De todas as injustiças perpetradas contra a raça negra no Brasil, essa é - em minha opinião - a que se afigura como a mais cruel, por passar incólume e despercebida quanto aos males e conseqüências que poderá vir a acarretar ao longo dos próximos anos.

Ao ser estabelecida uma cota qualquer para preenchimento de vagas em concursos públicos por parte de determinada parcela da população brasileira, criou-se, ao mesmo tempo, uma reserva de mercado para o percentual restante, algo impensável e inadmissível nas sociedades ditas democráticas.

Instituiu-se, assim, a figura da investigação racial - tão comum nos famigerados regimes totalitários, que irá amparar, dessa vez e por absurdo, legitimamente, a todos aqueles que se julgarem prejudicados em seus direitos; o epílogo se dará no lugar de sempre: no Poder Judiciário.

A manutenção desse critério de cotas raciais representa uma ofensa adicional a todos os cidadãos negros que venceram seus desafios pessoais face ao próprio esforço e capacitação, bem como estabelecerá no Brasil, e de uma só penada, a vergonhosa e ainda inexistente separação entre brancos e não brancos. Com a ressalva consagrada aos deficientes físicos, toda a sociedade brasileira sempre esteve representada nas universidades ou no exercício de funções públicas, sem a necessidade do amparo de decretos ou leis.

Venho constatando nos recentes anos que há no Brasil uma forte preocupação - talvez até de cunho político - para que seja aceito como fato concreto, a existência de um conflito racial em gestação e/ou ebulição no país, algo que o dia-a-dia de nossas ruas, avenidas, praças, meios de transporte, estádios, museus, teatros, cinemas, poderes executivo, legislativo e judiciário, corporações militares e policiais etc., teima em não confirmar, até por que leis, ainda em vigor, capitulam e punem, com severidade, tais crimes.

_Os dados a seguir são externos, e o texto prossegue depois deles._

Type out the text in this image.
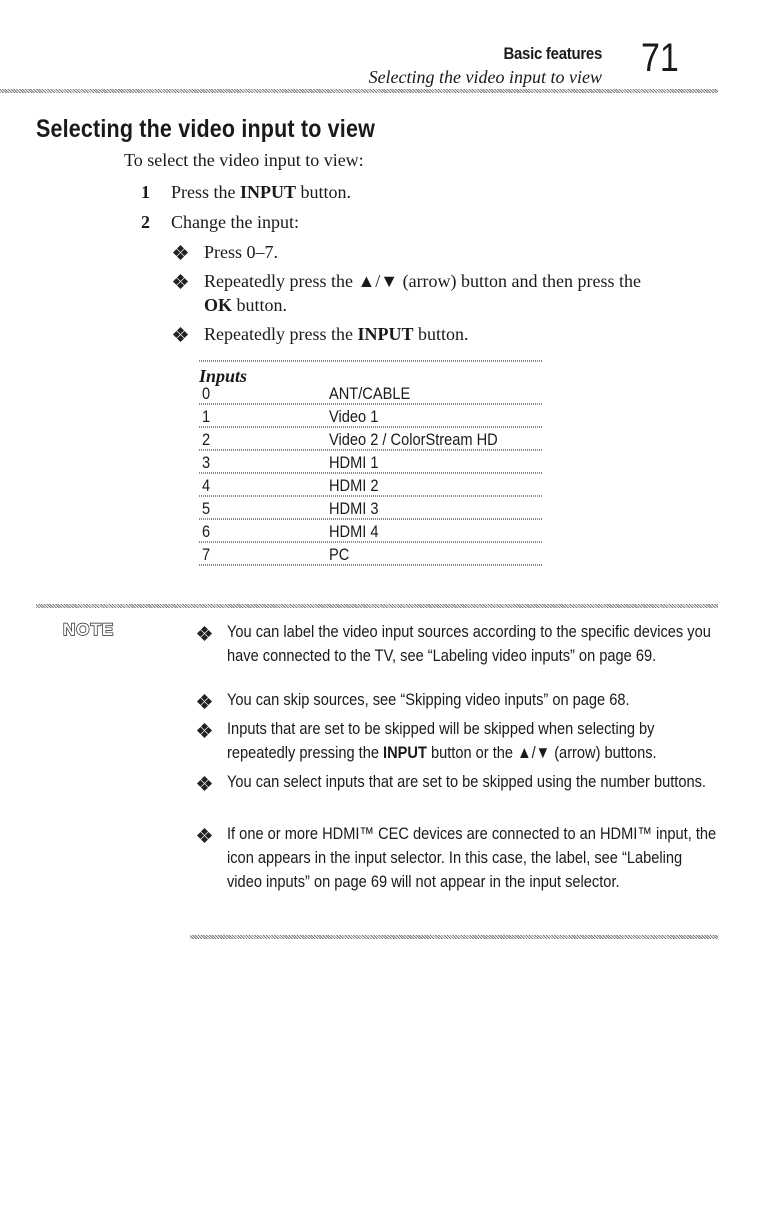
Basic features
Selecting the video input to view 71
Selecting the video input to view
To select the video input to view:
1 Press the INPUT button.
2 Change the input:
Press 0–7.
Repeatedly press the ▲/▼ (arrow) button and then press the
OK button.
Repeatedly press the INPUT button.
Inputs
0	ANT/CABLE
1	Video 1
2	Video 2 / ColorStream HD
3	HDMI 1
4	HDMI 2
5	HDMI 3
6	HDMI 4
7	PC
NOTE	You can label the video input sources according to the specific devices you have connected to the TV, see “Labeling video inputs” on page 69.
You can skip sources, see “Skipping video inputs” on page 68.
Inputs that are set to be skipped will be skipped when selecting by repeatedly pressing the INPUT button or the ▲/▼ (arrow) buttons.
You can select inputs that are set to be skipped using the number buttons.
If one or more HDMI™ CEC devices are connected to an HDMI™ input, the icon appears in the input selector. In this case, the label, see “Labeling video inputs” on page 69 will not appear in the input selector.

O que existe de fato, são classes sociais separadas, entre si, por abissal diferença de poder econômico-financeiro, decorrente, principalmente, de uma pré-histórica e desigual distribuição da riqueza nacional, e de um reconhecidamente elevado índice de exclusão educacional. Esses sim, é que são os verdadeiros demônios que deveriam haver sido exorcizados de nossa sociedade pelo ora questionado projeto de Cotas Raciais, pois discriminam, afastam, agridem, humilham e envergonham, sem distinção, a todas as raças que orgulhosamente compõem o que se chama de Nação Brasileira.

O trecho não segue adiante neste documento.